For some odd reason, after installing Windows 7 in my rig I've been getting BSODs every once in a while. Sometimes this will cause me to lose my current WU and make it start all over again. I can't determine whether it's the Windows SMP or the NVIDIA GPU/Drivers that's causing the BSODs, but I am OCCT stable for over 6 hours. I've tried running Linpack, but I can't finish the test because my CPU gets up to 80C. I see no point in using Linpack anyways...
Hardware configuration: Intel i7-4770K @ 4.5 GHz, 16 GB DDR3-2133 Corsair Vengence (black/red), EVGA GTX 760 @ 1200 MHz, on an Asus Maximus VI Hero MB (black/red), in a blacked out Antec P280 Tower, with a Xigmatek Night Hawk (black) HSF, Seasonic 760w Platinum (black case, sleeves, wires), 4 SilenX 120mm Case fans with silicon fan gaskets and silicon mounts (all black), a 512GB Samsung SSD (black), and a 2TB Black Western Digital HD (silver/black).
7im wrote:Intel Burn In tool? StressCPU v2 (based on code used by Fah, so always a good relative stress test).
If you can't pass StressCPU, fah is not going to run.
Ran the test overnight and it passed fine. I re-checked my vcore settings and it went down to 1.4Vcore instead of the 1.43ish Vcore that I had set when it passed OCCT. I must've pressed the wrong button when I was in the BIOS. I have yet to get anymore BSODs.
Intel Core i5-10600KF @ 4.9Ghz @ 1.25V
MSI Z490 Gaming Edge Wi-Fi BIOS v17
XPG D50 32GB DDR4-3200 16-19-9-36 2T (Samsung M-Die)
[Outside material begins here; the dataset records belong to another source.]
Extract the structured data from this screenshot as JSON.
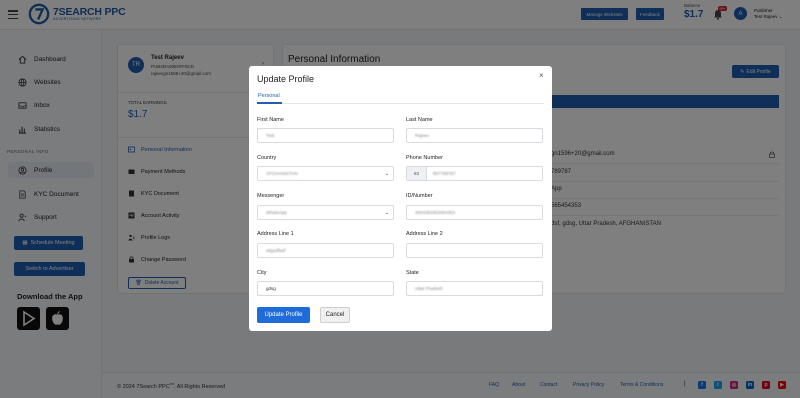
{
  "header": {
    "logo_name": "7SEARCH PPC",
    "logo_sub": "ADVERTISING NETWORK",
    "manage_websites": "Manage Websites",
    "feedback": "Feedback",
    "balance_label": "Balance",
    "balance_value": "$1.7",
    "notif_count": "99+",
    "avatar_letter": "A",
    "user_role": "Publisher",
    "user_name": "Test Rajeev"
  },
  "sidebar": {
    "items": [
      {
        "label": "Dashboard",
        "icon": "home-icon"
      },
      {
        "label": "Websites",
        "icon": "globe-icon"
      },
      {
        "label": "Inbox",
        "icon": "inbox-icon"
      },
      {
        "label": "Statistics",
        "icon": "bar-chart-icon"
      }
    ],
    "section_label": "PERSONAL INFO",
    "personal_items": [
      {
        "label": "Profile",
        "icon": "user-icon"
      },
      {
        "label": "KYC Document",
        "icon": "document-icon"
      },
      {
        "label": "Support",
        "icon": "support-icon"
      }
    ],
    "schedule_meeting": "Schedule Meeting",
    "switch_advertiser": "Switch to Advertiser",
    "download_title": "Download the App"
  },
  "profile_card": {
    "initials": "TR",
    "name": "Test Rajeev",
    "id": "PUB4DA00E0FF0CD",
    "email": "rajeevgn1596+20@gmail.com",
    "total_label": "TOTAL EARNINGS",
    "total_value": "$1.7",
    "menu": [
      {
        "label": "Personal Information",
        "icon": "id-card-icon"
      },
      {
        "label": "Payment Methods",
        "icon": "wallet-icon"
      },
      {
        "label": "KYC Document",
        "icon": "document-icon"
      },
      {
        "label": "Account Activity",
        "icon": "activity-icon"
      },
      {
        "label": "Profile Logs",
        "icon": "logs-icon"
      },
      {
        "label": "Change Password",
        "icon": "lock-icon"
      }
    ],
    "delete_account": "Delete Account"
  },
  "info": {
    "title": "Personal Information",
    "edit_label": "Edit Profile",
    "rows": [
      "gn1596+20@gmail.com",
      "789787",
      "App",
      "565454353",
      "dsf, gdsg, Uttar Pradesh, AFGHANISTAN"
    ]
  },
  "footer": {
    "copyright": "© 2024 7Search PPC",
    "tm": "TM",
    "rights": ". All Rights Reserved",
    "links": [
      "FAQ",
      "About",
      "Contact",
      "Privacy Policy",
      "Terms & Conditions"
    ],
    "separator": "|",
    "social": [
      {
        "name": "facebook-icon",
        "glyph": "f",
        "color": "#1877f2"
      },
      {
        "name": "twitter-icon",
        "glyph": "t",
        "color": "#1da1f2"
      },
      {
        "name": "instagram-icon",
        "glyph": "◎",
        "color": "#d62976"
      },
      {
        "name": "linkedin-icon",
        "glyph": "in",
        "color": "#0a66c2"
      },
      {
        "name": "pinterest-icon",
        "glyph": "p",
        "color": "#e60023"
      },
      {
        "name": "youtube-icon",
        "glyph": "▶",
        "color": "#ff0000"
      }
    ]
  },
  "modal": {
    "title": "Update Profile",
    "close": "×",
    "tab": "Personal",
    "fields": {
      "first_name": {
        "label": "First Name",
        "value": "Test"
      },
      "last_name": {
        "label": "Last Name",
        "value": "Rajeev"
      },
      "country": {
        "label": "Country",
        "value": "AFGHANISTAN"
      },
      "phone": {
        "label": "Phone Number",
        "prefix": "93",
        "value": "897789787"
      },
      "messenger": {
        "label": "Messenger",
        "value": "WhatsApp"
      },
      "id_number": {
        "label": "ID/Number",
        "value": "4554353453454353"
      },
      "address1": {
        "label": "Address Line 1",
        "value": "sdgsdfsef"
      },
      "address2": {
        "label": "Address Line 2",
        "value": ""
      },
      "city": {
        "label": "City",
        "value": "gdsg"
      },
      "state": {
        "label": "State",
        "value": "Uttar Pradesh"
      }
    },
    "update_label": "Update Profile",
    "cancel_label": "Cancel"
  },
  "colors": {
    "primary": "#1f5fb3",
    "overlay": "rgba(0,0,0,0.5)"
  }
}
XPG S11 Pro 1TB and Western Digital WD140EDFZ 14TB
ASUS TUF RTX 3070 OC
Corsair RM650x
Phantek P360A with Noctua Exhaust Fans
If your CPU is getting too hot when you're running certain benchmarks (such as Linpack) that says that you probably don't have adequate cooling (or are overclocking too high for the cooling that you do have). Personally, it sounds like that is the case to me. F@H is typically pretty good at pushing hardware hard, and if you have a heat problem, it'll likely cause it to manifest itself.
Back off the OC/upgrade your cooling and see if it happens still?